Chantal Rouleau salue les modifications apportées à la commission d’enquête
Le 19 octobre, le premier ministre annonçait qu’il ordonnait une commission d’enquête publique sur l’industrie de la construction et sur le processus d’octroi des contrats publics. Cette proposition, décrite comme « émasculée » par certains médias, « manquait de dents » selon Mme Rouleau.
Or, maintenant que la juge France Charbonneau peut choisir de se mettre sous la Loi sur les commissions d’enquête et ainsi contraindre certaines personnes à venir témoigner, Mme Rouleau se demande si cette dernière empruntera cette voie.
« On y arrive, mais ça semble très laborieux parce qu’on donne le choix à la juge de contraindre ou pas, et d’être encadré par les lois des enquêtes publiques. Sinon, ça demeure un décret, juge-t-elle.
« Il faudrait vérifier la pertinence juridique du décret actuel. On y arrive, mais c’est extrêmement laborieux. Mais on y arrive. »
Elle affirme aussi que tant que la juge n’aura pas dévoilé ses intentions, la population demeure dans le flou.
« Il dit que ça sera à la juge de déterminer quels outils elle a besoin pour faire son enquête et c’est grosso modo ce qu’on comprend.
« En fait elle n’a rien dit jusqu’à maintenant. Alors on ne sait pas. On a hâte de savoir qu’est-ce qu’elle va décider de faire. »

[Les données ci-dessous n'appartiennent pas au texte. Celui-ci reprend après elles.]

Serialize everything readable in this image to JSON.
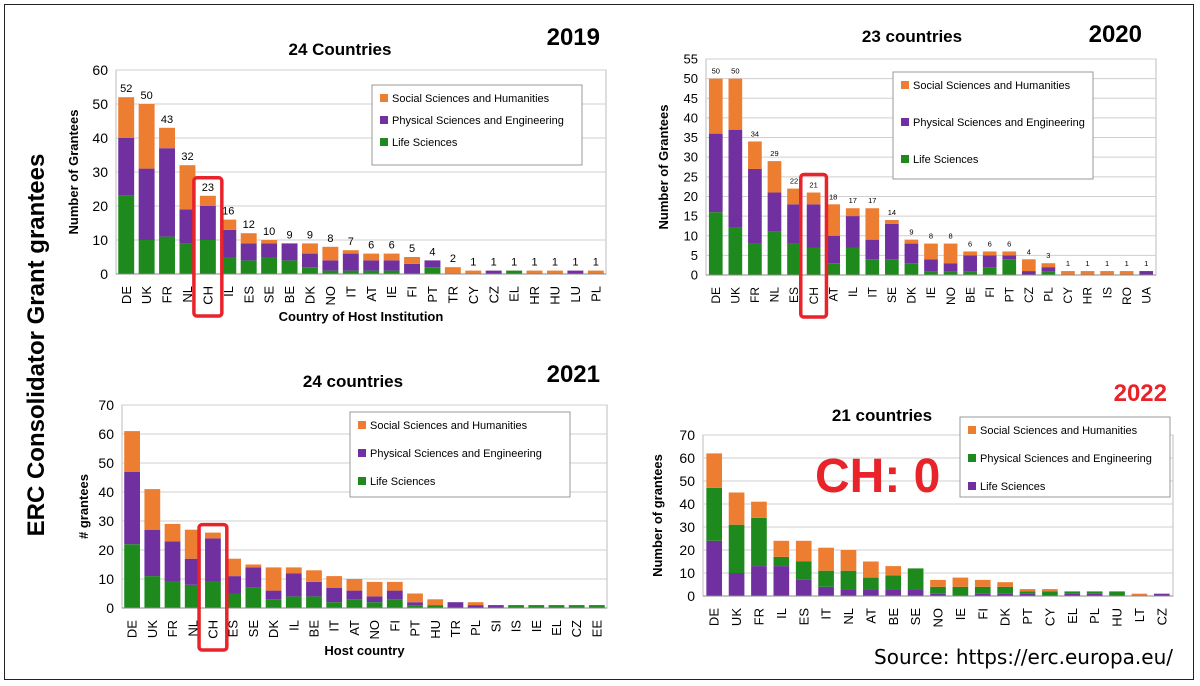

Elle ignore également si M. Charest, qui a fait sa plus récente annonce lors du 31e Congrès du Parti libéral du Québec le 23 octobre, modifiera à nouveau les paramètres de la commission. « Je ne le sais pas où il va aller, je ne sais pas qu’est-ce qu’il va faire, dit-elle. Ça semble être extrêmement laborieux. C’est ce qu’on voit. »
Elle s’explique aussi difficilement cette volte-face autrement qu’à cause des nombreuses critiques qu’il a reçues depuis le 19 octobre. « Le bâtonnier du Québec qui représente tous les avocats du Québec a dit que ce n’était pas une commission d’enquête. Sans le pouvoir de contrainte, la juge ne pouvait opérer. Alors je pense que ç’a fait pencher la balance un peu. »
La mairesse demeure tout de même confiante : sa sortie contre le processus d’octroi publique le 29 septembre sur les ondes de Radio-Canada ne devrait pas rester lettre morte.
« On verra. Tout se fait à la pièce depuis le début, confie-t-elle. Tout le monde dit qu’il faut faire confiance et moi je suis de nature confiante, je ne sais pas ce qu’on peut faire de plus. C’est la juge qui va décider. »
Questionnée à savoir si le premier ministre l’avait appelé depuis qu’elle lui a fait parvenir une lettre le 7 octobre, Mme Rouleau reste stoïque. « S’il veut m’appeler, je serai honorée de son appel », déclare-t-elle avant de clore l’entretien.